The Loma Prietan
November/December 2003
Cooking Green: Plant-Based Dining in Ethnic Restaurants
by Kay Bushnell
Those who are making the transition to a healthful plant-based diet may wonder how easy it is to enjoy delicious plant-based meals in restaurants. Fortunately, the restaurant industry has become aware of the growing demand for plant-based food.
A 1992 Gallup Poll conducted for the National Restaurant Association found that almost 20% of diners seeks meatless entrees when eating out, and most college dining halls now provide plant-based meal choices for students. Restaurants that specialize in all-vegetarian fare are becoming more numerous. There are a few ethnic restaurants where every dish is 100% plant-based. However, any restaurant can put together tasty plant based meals if their patrons help them out by knowing some ordering basics.

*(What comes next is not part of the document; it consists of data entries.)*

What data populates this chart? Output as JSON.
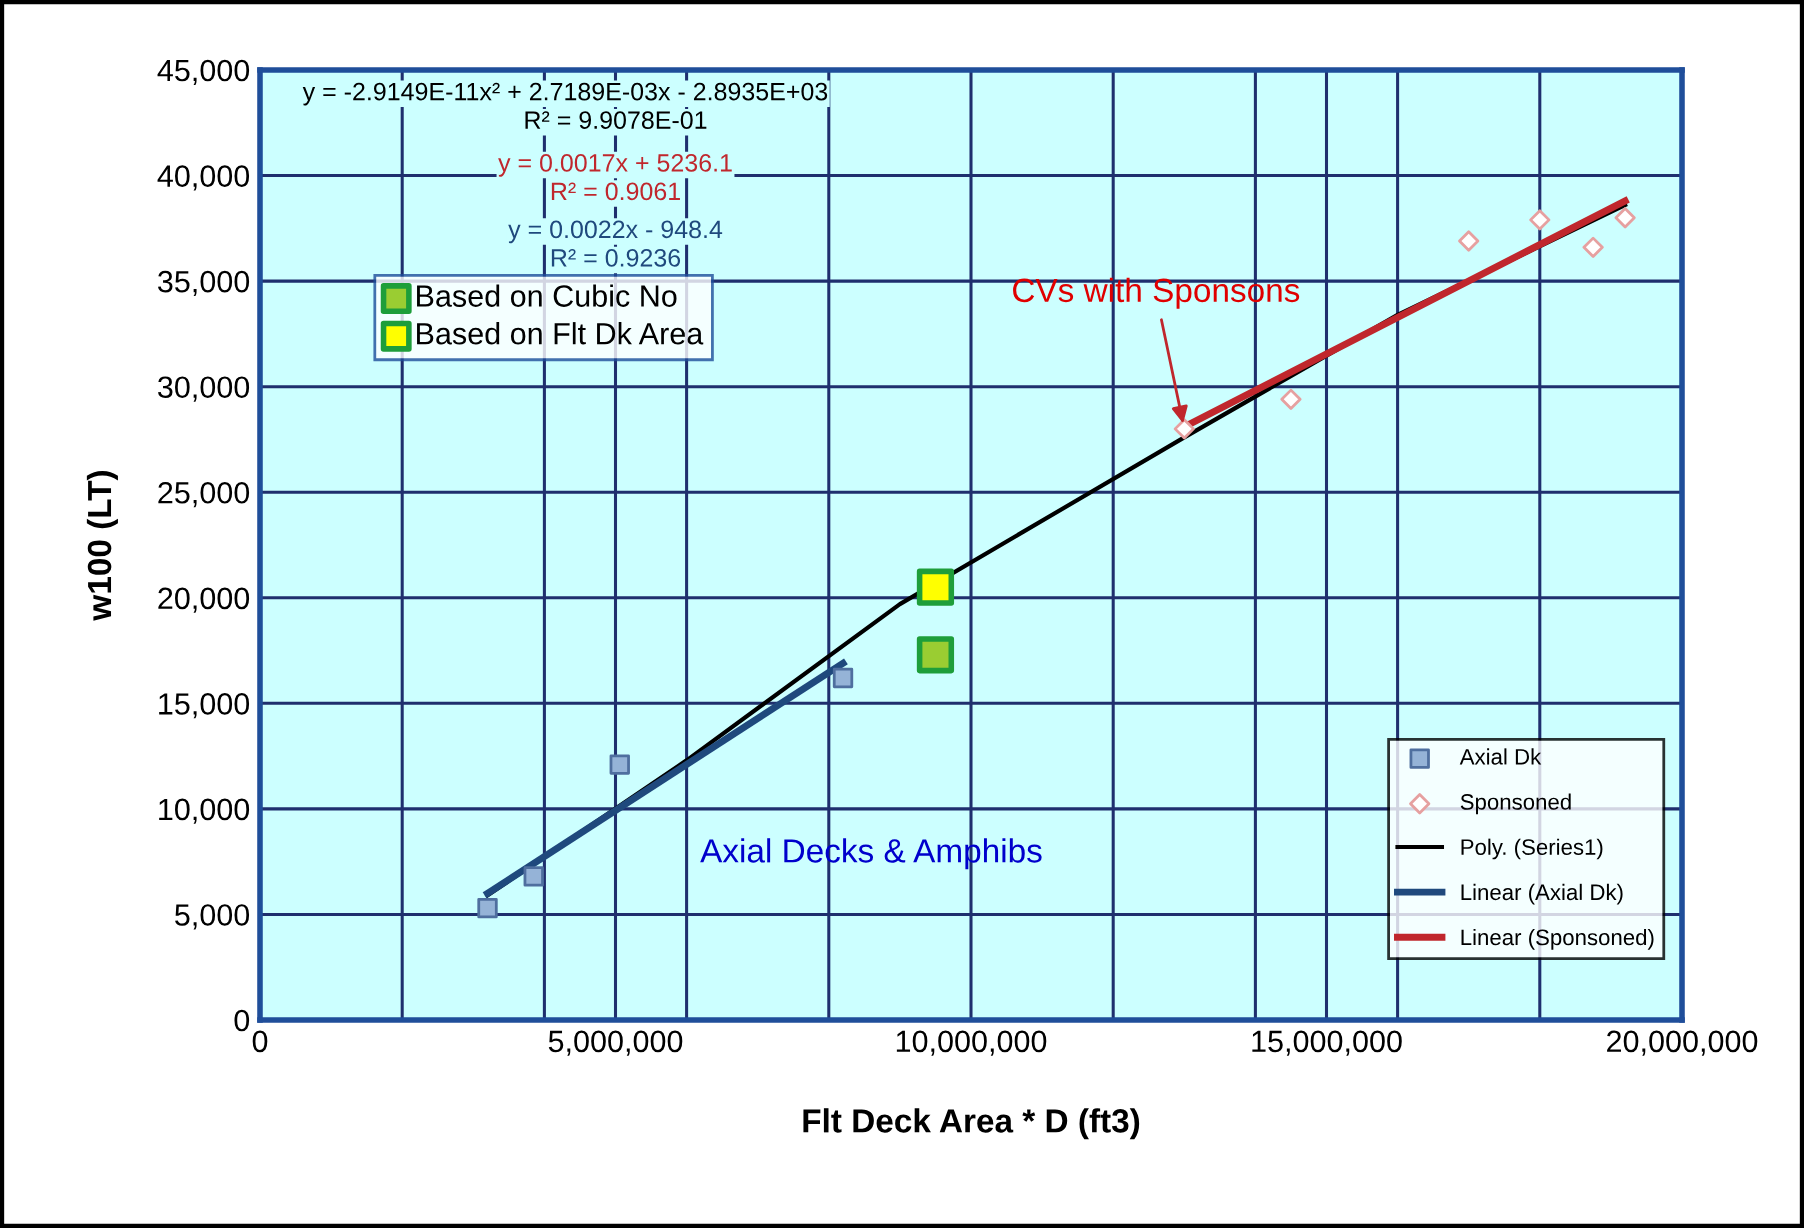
{
  "chart_data": {
    "type": "scatter",
    "xlabel": "Flt Deck Area * D (ft3)",
    "ylabel": "w100 (LT)",
    "xlim": [
      0,
      20000000
    ],
    "ylim": [
      0,
      45000
    ],
    "xticks": [
      0,
      {
        "value": 2000000,
        "label": null
      },
      {
        "value": 4000000,
        "label": null
      },
      {
        "value": 5000000,
        "label": "5,000,000"
      },
      {
        "value": 6000000,
        "label": null
      },
      {
        "value": 8000000,
        "label": null
      },
      {
        "value": 10000000,
        "label": "10,000,000"
      },
      {
        "value": 12000000,
        "label": null
      },
      {
        "value": 14000000,
        "label": null
      },
      {
        "value": 15000000,
        "label": "15,000,000"
      },
      {
        "value": 16000000,
        "label": null
      },
      {
        "value": 18000000,
        "label": null
      },
      {
        "value": 20000000,
        "label": "20,000,000"
      }
    ],
    "yticks": [
      0,
      {
        "value": 5000,
        "label": "5,000"
      },
      {
        "value": 10000,
        "label": "10,000"
      },
      {
        "value": 15000,
        "label": "15,000"
      },
      {
        "value": 20000,
        "label": "20,000"
      },
      {
        "value": 25000,
        "label": "25,000"
      },
      {
        "value": 30000,
        "label": "30,000"
      },
      {
        "value": 35000,
        "label": "35,000"
      },
      {
        "value": 40000,
        "label": "40,000"
      },
      {
        "value": 45000,
        "label": "45,000"
      }
    ],
    "grid": true,
    "legend": "bottom right",
    "series": [
      {
        "name": "Axial Dk",
        "marker": "square",
        "color": "#95b3d7",
        "x": [
          3200000,
          3850000,
          5060000,
          8200000
        ],
        "values": [
          5300,
          6800,
          12100,
          16200
        ]
      },
      {
        "name": "Sponsoned",
        "marker": "diamond",
        "color": "#e6a0a0",
        "x": [
          13000000,
          14500000,
          17000000,
          18000000,
          18750000,
          19200000
        ],
        "values": [
          28000,
          29400,
          36900,
          37900,
          36600,
          38000
        ]
      },
      {
        "name": "Poly. (Series1)",
        "type": "line",
        "marker": "none",
        "color": "#000000",
        "x": [
          3200000,
          6000000,
          9000000,
          13000000,
          16000000,
          19200000
        ],
        "values": [
          5900,
          12300,
          19700,
          27600,
          33400,
          38600
        ]
      },
      {
        "name": "Linear (Axial Dk)",
        "type": "line",
        "marker": "none",
        "color": "#1f497d",
        "x": [
          3200000,
          8200000
        ],
        "values": [
          6000,
          16900
        ]
      },
      {
        "name": "Linear (Sponsoned)",
        "type": "line",
        "marker": "none",
        "color": "#c0272d",
        "x": [
          13000000,
          19200000
        ],
        "values": [
          28100,
          38800
        ]
      },
      {
        "name": "Based on Cubic No",
        "marker": "square",
        "color": "#9acd32",
        "x": [
          9500000
        ],
        "values": [
          17300
        ]
      },
      {
        "name": "Based on Flt Dk Area",
        "marker": "square",
        "color": "#ffff00",
        "x": [
          9500000
        ],
        "values": [
          20500
        ]
      }
    ],
    "annotations": [
      "y = -2.9149E-11x² + 2.7189E-03x - 2.8935E+03",
      "R² = 9.9078E-01",
      "y = 0.0017x + 5236.1",
      "R² = 0.9061",
      "y = 0.0022x - 948.4",
      "R² = 0.9236",
      {
        "text": "CVs with Sponsons",
        "x": 13000000,
        "y": 28000
      },
      "Axial Decks & Amphibs"
    ]
  }
}
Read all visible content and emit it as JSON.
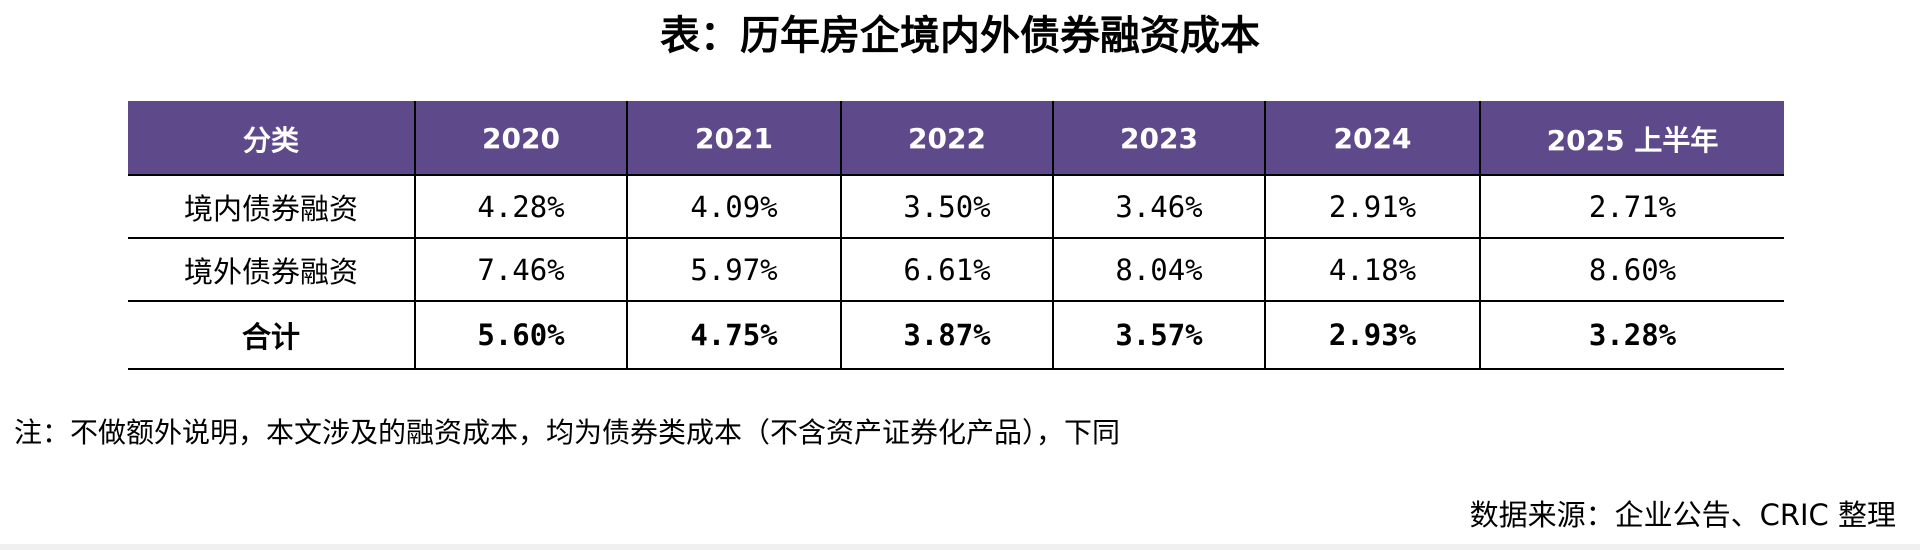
{
  "title": "表：历年房企境内外债券融资成本",
  "table": {
    "headers": [
      "分类",
      "2020",
      "2021",
      "2022",
      "2023",
      "2024",
      "2025 上半年"
    ],
    "rows": [
      {
        "label": "境内债券融资",
        "values": [
          "4.28%",
          "4.09%",
          "3.50%",
          "3.46%",
          "2.91%",
          "2.71%"
        ]
      },
      {
        "label": "境外债券融资",
        "values": [
          "7.46%",
          "5.97%",
          "6.61%",
          "8.04%",
          "4.18%",
          "8.60%"
        ]
      },
      {
        "label": "合计",
        "values": [
          "5.60%",
          "4.75%",
          "3.87%",
          "3.57%",
          "2.93%",
          "3.28%"
        ]
      }
    ]
  },
  "note": "注：不做额外说明，本文涉及的融资成本，均为债券类成本（不含资产证券化产品），下同",
  "source": "数据来源：企业公告、CRIC 整理",
  "colors": {
    "header_background": "#5e4a8a",
    "header_text": "#ffffff",
    "border": "#000000"
  }
}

When requesting a plant-based meal, throw hesitation to the wind and polish up your questioning skills. Both your satisfaction and the restaurateurs goal of pleasing diners depend on clarification of your needs. The few minutes you take to explain politely what you want will make a big difference in your dining experience. Being timid about making requests can help you maintain a low profile among your fellow diners, but may lower your chances for a satisfactory meal. Be sure to thank the server and chef if you were pleased with your meal.
Ethnic restaurants are usually good places to look for plant-based meals. Chinese, Thai, and Japanese restaurants offer noodle, rice, and tofu stir-fried dishes. However, Asian restaurants may use meat flavoring in broths or sauces unless you clearly request otherwise. Ask the server in Thai restaurants to leave out the fish sauce, an ingredient which is pervasive in Thai food.
Indian restaurants can prepare delicious dishes with lentils, rice, and flatbreads. If you wish to avoid clarified butter (ghee) ask which dishes are free of ghee. In Italian restaurants marinara sauce, pasta primavera, and minestrone soup are sometimes made without meat products. Ask if there is meat or beef broth in the sauces and soups. Fresh pasta usually contains eggs; dried pasta often doesnt.
The hearty bean tacos, bean and vegetable burritos, meat-free tostadas, and salsas of varying degrees of spiciness prepared by Mexican restaurants can be delicious and filling. Some Mexican restaurants feature lard-free beans, but unless you know for sure that the restaurant doesnt use lard (pork fat) in their beans, specifically request lard-free beans. Ask, Los frijoles, contienen manteca de puerco? (Los free-hole-ace, cone tee-enen mawntayka day pwairco?) If the answer is yes or si, you may wish to order a dish without beans.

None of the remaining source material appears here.